UNICEF uyarıyor: Ekran karşısında geçirilen sürenin artması, çocukların ve gençlerin fiziksel ve ruhsal iyi olma halleri konusundaki endişeleri arttırıyor
UNICEF Genel Direktörü Henrietta Fore’nin Güvenli İnternet Günü hakkındaki açıklaması
NEW YORK, 9 Şubat 2021 – “COVID-19’un gölgesinde milyonlarca çocuğun ve gencin hayatı evlere ve ekranlara sıkıştı. Çoğu için çevrimiçi olmak oyun oynamanın, sosyalleşmenin ve öğrenmenin tek yolu haline geldi.
“Teknolojik ve dijital çözümler; çocukların öğrenmesi, eğlenmesi ve bağlantıda kalması için önemli fırsatlar sunmakta. Ancak aynı araçlar onların çok sayıda riske maruz kalma ihtimalini de arttırabilmekte. Salgından önce bile çevrimiçi cinsel istismar, zararlı içerikler, yanlış bilgilendirme ve siber zorbalık; çocukların haklarını, güvenliğini ve ruh sağlığını tehdit ediyordu.
“Halihazırda çevrimiçi ya da çevrimdışı olarak zarar görmüş veya kötü bir olaya maruz kalmış çocukların ekran karşısında geçirdikleri sürenin uzaması, bu sıkıntıların daha da artmasına yol açmış olabilir. Salgının yol açtığı olumsuzluklar çocuklara sunulan koruyucu önlemlerin bir kısmında aksamalara ve azalmalara neden oldu. Bu olumsuzluklar arasında okulların kapanması, fiziksel mesafe, hizmetlerin azalması ve savunmasız durumda olan aileler üzerindeki artan baskı sayılabilir.

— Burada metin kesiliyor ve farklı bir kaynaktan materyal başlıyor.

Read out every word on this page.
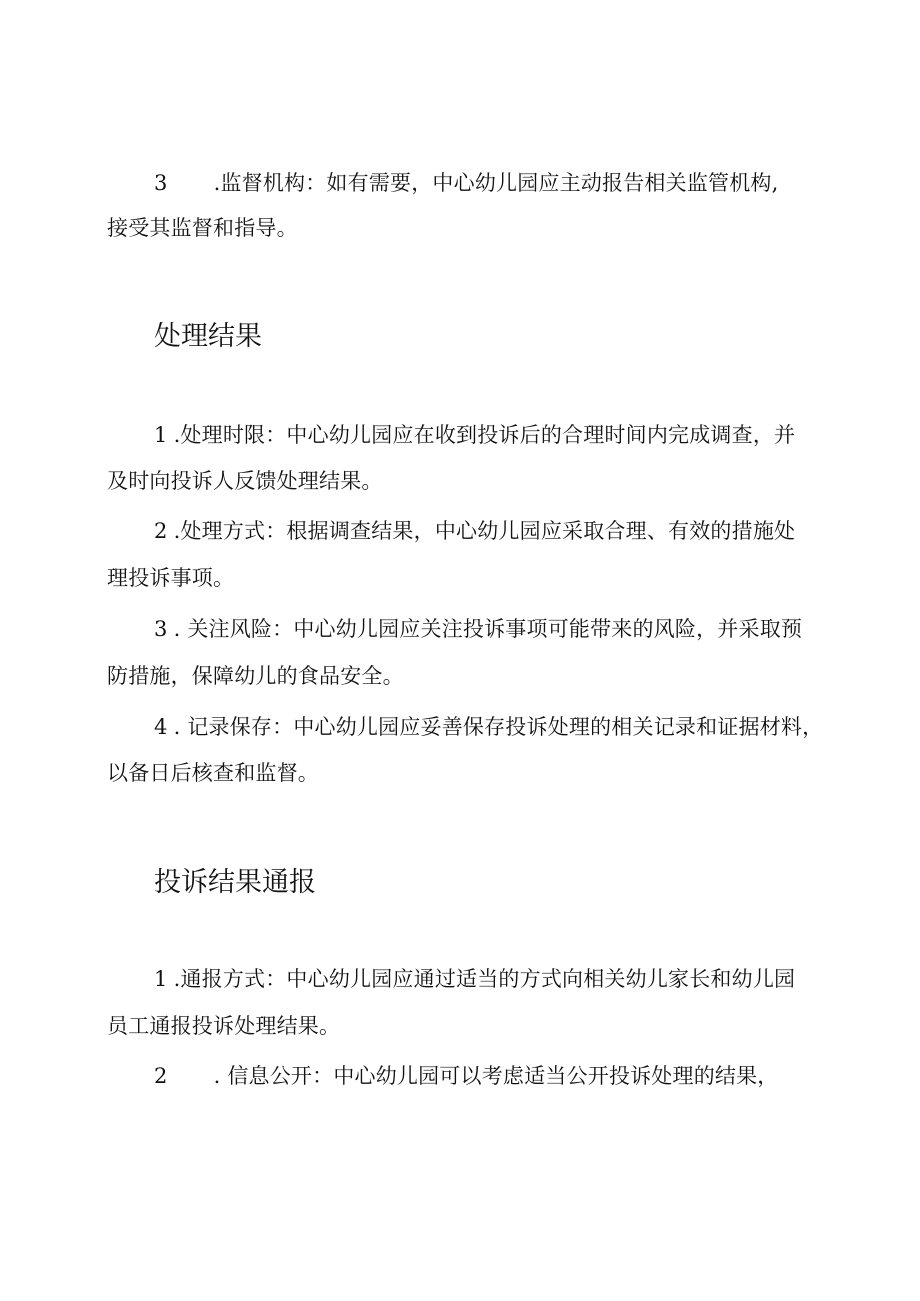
3 .监督机构：如有需要，中心幼儿园应主动报告相关监管机构,
接受其监督和指导。
处理结果
1 .处理时限：中心幼儿园应在收到投诉后的合理时间内完成调查，并
及时向投诉人反馈处理结果。
2 .处理方式：根据调查结果，中心幼儿园应采取合理、有效的措施处
理投诉事项。
3 . 关注风险：中心幼儿园应关注投诉事项可能带来的风险，并采取预
防措施，保障幼儿的食品安全。
4 . 记录保存：中心幼儿园应妥善保存投诉处理的相关记录和证据材料，
以备日后核查和监督。
投诉结果通报
1 .通报方式：中心幼儿园应通过适当的方式向相关幼儿家长和幼儿园
员工通报投诉处理结果。
2 . 信息公开：中心幼儿园可以考虑适当公开投诉处理的结果，
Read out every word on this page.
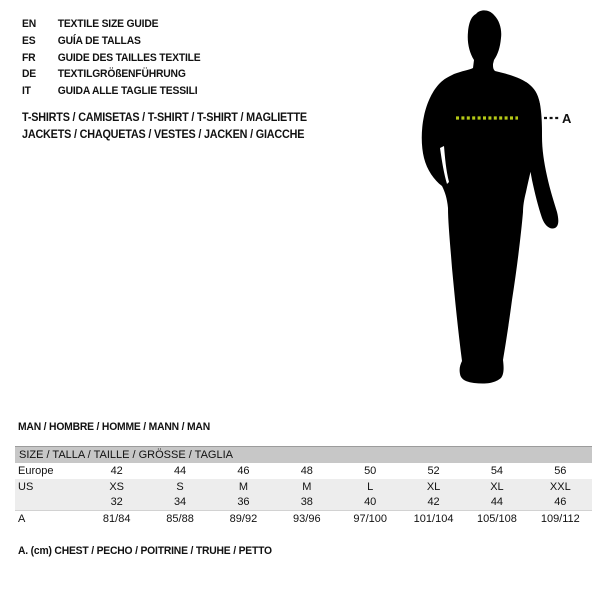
EN	TEXTILE SIZE GUIDE
ES	GUÍA DE TALLAS
FR	GUIDE DES TAILLES TEXTILE
DE	TEXTILGRÖßENFÜHRUNG
IT	GUIDA ALLE TAGLIE TESSILI
T-SHIRTS / CAMISETAS / T-SHIRT / T-SHIRT / MAGLIETTE
JACKETS / CHAQUETAS / VESTES / JACKEN / GIACCHE
A
MAN / HOMBRE / HOMME / MANN / MAN
SIZE / TALLA / TAILLE / GRÖSSE / TAGLIA
Europe	42	44	46	48	50	52	54	56
US	XS	S	M	M	L	XL	XL	XXL
32	34	36	38	40	42	44	46
A	81/84	85/88	89/92	93/96	97/100	101/104	105/108	109/112
A. (cm) CHEST / PECHO / POITRINE / TRUHE / PETTO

“Öte yandan, çocukların fiziksel ve ruhsal sağlıkları konusundaki endişeler de artıyor. Kanıtlar, çevrimiçi ortamda daha fazla zaman geçirmenin bir dizi kötü alışkanlığı da beraberinde getirdiğini gösteriyor. Bunlar arasında açık havada yapılan faaliyetlerin ve uyku kalitesinin azalması, kaygı semptomlarının artması ve sağlıksız yeme alışkanlığı edinilmesi de var.

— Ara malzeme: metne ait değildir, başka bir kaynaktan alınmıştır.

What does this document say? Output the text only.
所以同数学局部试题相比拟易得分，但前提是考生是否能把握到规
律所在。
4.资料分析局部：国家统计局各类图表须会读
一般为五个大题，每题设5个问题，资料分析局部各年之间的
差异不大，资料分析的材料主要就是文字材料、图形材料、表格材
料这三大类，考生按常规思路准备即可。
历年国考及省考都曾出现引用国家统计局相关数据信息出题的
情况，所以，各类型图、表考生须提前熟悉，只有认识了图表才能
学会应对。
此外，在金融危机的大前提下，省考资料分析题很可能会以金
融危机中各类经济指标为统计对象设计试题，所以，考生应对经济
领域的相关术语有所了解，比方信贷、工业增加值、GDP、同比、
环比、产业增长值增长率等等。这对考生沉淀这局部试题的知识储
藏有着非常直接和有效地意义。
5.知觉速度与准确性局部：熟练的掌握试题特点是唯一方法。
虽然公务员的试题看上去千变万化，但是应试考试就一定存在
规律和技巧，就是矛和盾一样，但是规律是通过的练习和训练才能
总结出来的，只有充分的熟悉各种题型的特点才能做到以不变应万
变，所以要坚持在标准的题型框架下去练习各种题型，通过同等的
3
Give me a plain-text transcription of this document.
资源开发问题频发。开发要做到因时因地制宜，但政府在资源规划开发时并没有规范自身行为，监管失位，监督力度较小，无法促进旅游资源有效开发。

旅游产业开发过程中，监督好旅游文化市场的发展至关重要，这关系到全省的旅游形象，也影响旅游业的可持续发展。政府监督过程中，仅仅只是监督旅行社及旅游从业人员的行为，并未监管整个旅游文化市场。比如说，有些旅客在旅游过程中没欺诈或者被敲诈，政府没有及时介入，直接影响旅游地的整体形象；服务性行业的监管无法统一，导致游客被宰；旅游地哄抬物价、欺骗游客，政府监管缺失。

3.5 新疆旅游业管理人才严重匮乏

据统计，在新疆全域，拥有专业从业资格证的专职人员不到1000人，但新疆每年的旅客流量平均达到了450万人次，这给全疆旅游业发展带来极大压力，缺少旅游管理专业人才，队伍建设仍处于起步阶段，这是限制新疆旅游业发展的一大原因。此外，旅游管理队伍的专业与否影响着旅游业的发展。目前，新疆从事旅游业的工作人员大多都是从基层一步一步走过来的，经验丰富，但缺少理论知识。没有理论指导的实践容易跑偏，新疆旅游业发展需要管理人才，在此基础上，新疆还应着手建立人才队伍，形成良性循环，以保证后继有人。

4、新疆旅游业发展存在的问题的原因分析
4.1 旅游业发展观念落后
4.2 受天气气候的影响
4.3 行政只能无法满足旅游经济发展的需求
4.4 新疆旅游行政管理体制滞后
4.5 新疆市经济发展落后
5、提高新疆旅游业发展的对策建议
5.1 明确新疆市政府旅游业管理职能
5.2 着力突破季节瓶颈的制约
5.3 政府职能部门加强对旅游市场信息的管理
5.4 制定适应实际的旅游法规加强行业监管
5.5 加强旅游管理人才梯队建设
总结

“Salgın ikinci yılına girerken, internetin ve teknolojinin milyonlarca çocuğun hayatında önemli bir rol oynamaya devam edeceğine şüphe yok. Bu yılın Güvenli İnternet Günü’nde, çevrimiçi zaman geçiren çocuklar için daha güvenli, onların fiziksel ve psikolojik iyi olma hallerine öncelik veren ve onları koruyan bir dünyayı yeniden tasarlama fırsatına sahibiz. Bunun için atılması gereken adımlardan bazılarını şu şekilde sıralayabiliriz:
► Sağlık, eğitim ve sosyal hizmet alanlarında çalışanlara çevrimiçi riskler de dahil olmak üzere COVID-19’un çocukların fiziksel ve ruhsal sağlıkları üzerindeki etkisi hakkında eğitim verilmesi için hükümetlerle birlikte çalışmak. Temel çocuk koruma ve ruh sağlığı hizmetlerinin salgın süresince ve sonrasında erişilebilir ve aktif olmasını sağlamak amacıyla destek sunmak.

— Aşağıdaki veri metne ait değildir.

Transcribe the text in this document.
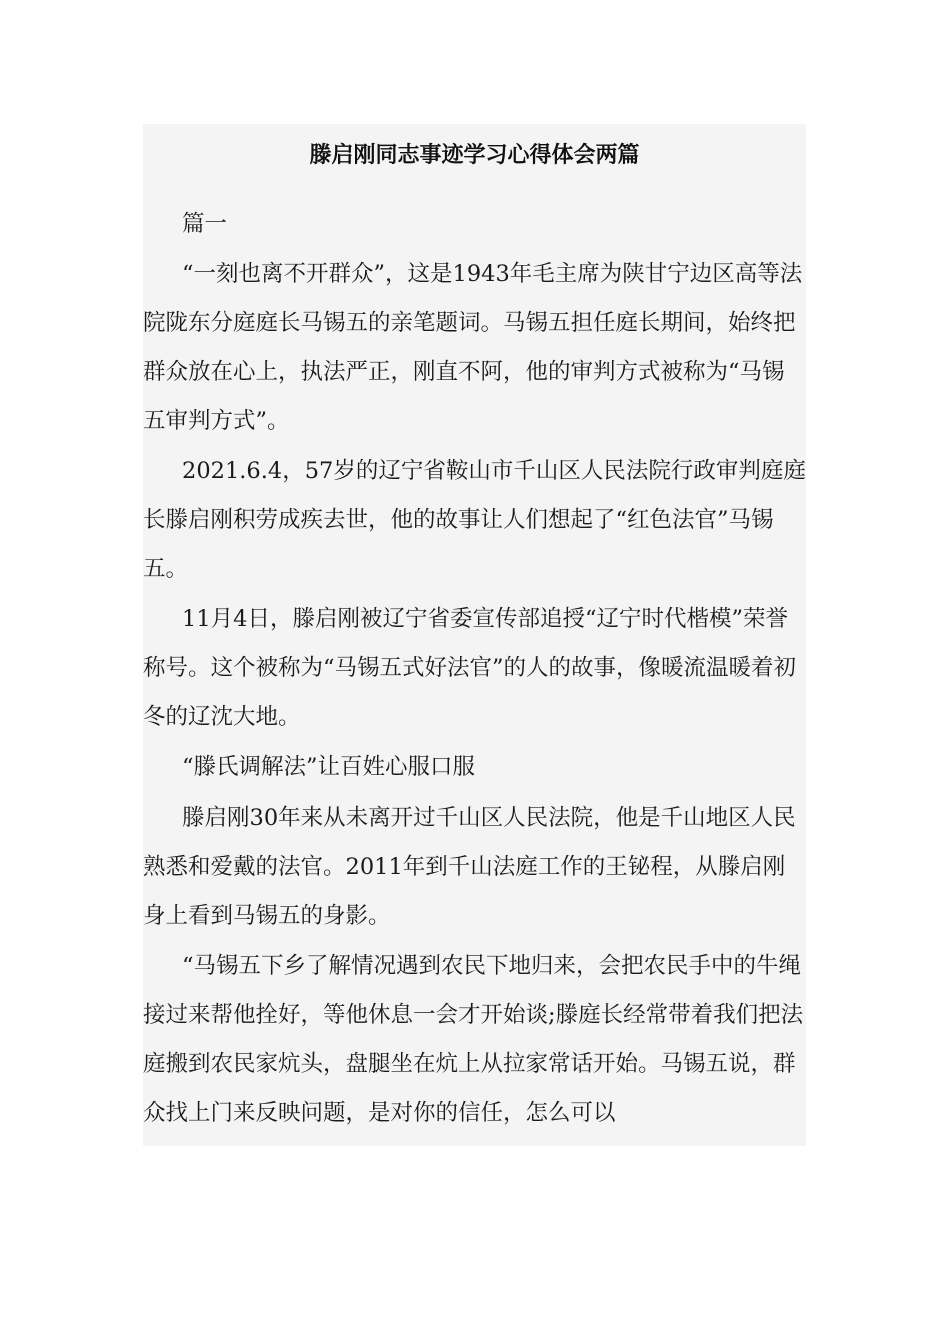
滕启刚同志事迹学习心得体会两篇

篇一

“一刻也离不开群众”，这是1943年毛主席为陕甘宁边区高等法院陇东分庭庭长马锡五的亲笔题词。马锡五担任庭长期间，始终把群众放在心上，执法严正，刚直不阿，他的审判方式被称为“马锡五审判方式”。

2021.6.4，57岁的辽宁省鞍山市千山区人民法院行政审判庭庭长滕启刚积劳成疾去世，他的故事让人们想起了“红色法官”马锡五。

11月4日，滕启刚被辽宁省委宣传部追授“辽宁时代楷模”荣誉称号。这个被称为“马锡五式好法官”的人的故事，像暖流温暖着初冬的辽沈大地。

“滕氏调解法”让百姓心服口服

滕启刚30年来从未离开过千山区人民法院，他是千山地区人民熟悉和爱戴的法官。2011年到千山法庭工作的王铋程，从滕启刚身上看到马锡五的身影。

“马锡五下乡了解情况遇到农民下地归来，会把农民手中的牛绳接过来帮他拴好，等他休息一会才开始谈;滕庭长经常带着我们把法庭搬到农民家炕头，盘腿坐在炕上从拉家常话开始。马锡五说，群众找上门来反映问题，是对你的信任，怎么可以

► Sosyal paylaşım siteleri de dahil olmak üzere teknoloji endüstrisinin, çevrimiçi platformlarda öğretmenler, ebeveynler ve çocuklar için erişilebilir ve gelişmiş güvenlik ve koruma önlemlerine sahip olmasını sağlanmak.
► Kaliteli öğrenmeyi ve beceri geliştirmeyi destekleyen güvenli teknolojilere ve içeriğe Reimagine Education [Yeni bir Eğitim Sistemi Hayal Et] ve GIGA gibi girişimler vasıtasıyla yapılan yatırımları arttırmak için kamu ve özel sektörden ortaklarla birlikte çalışmak.
► Ebeveynlere, çocuklarına, internetin ve dijital teknolojilerin beraberinde getirdiği riskleri anlatmaları için destek vermek, çevrimiçi faaliyetlerde ortaya çıkabilecek sorunların belirtilerinin farkında olmalarını sağlamak.
► Çocukların okullarda verilen rehberlik hizmetlerine (sanal ortamda verilenler de dahil) ve ruh sağlığı ile çocuk koruma risklerine yönelik geliştirilen politikalara sürekli erişimini güvence altına almak.
“Çocuklara ve gençlere COVID-19 sonrasında daha iyi ve daha bağlantılı bir dünya sunmak için çalışmalıyız. Bu sayede çevrimiçi ve çevrimdışı ortamda geçirdikleri vakit arasında denge kurmalarına yardımcı olabilir, etrafındakilerle güvenli, olumlu ilişkiler kurmalarını ve ihtiyaç duydukları desteğe erişmelerini sağlayabiliriz.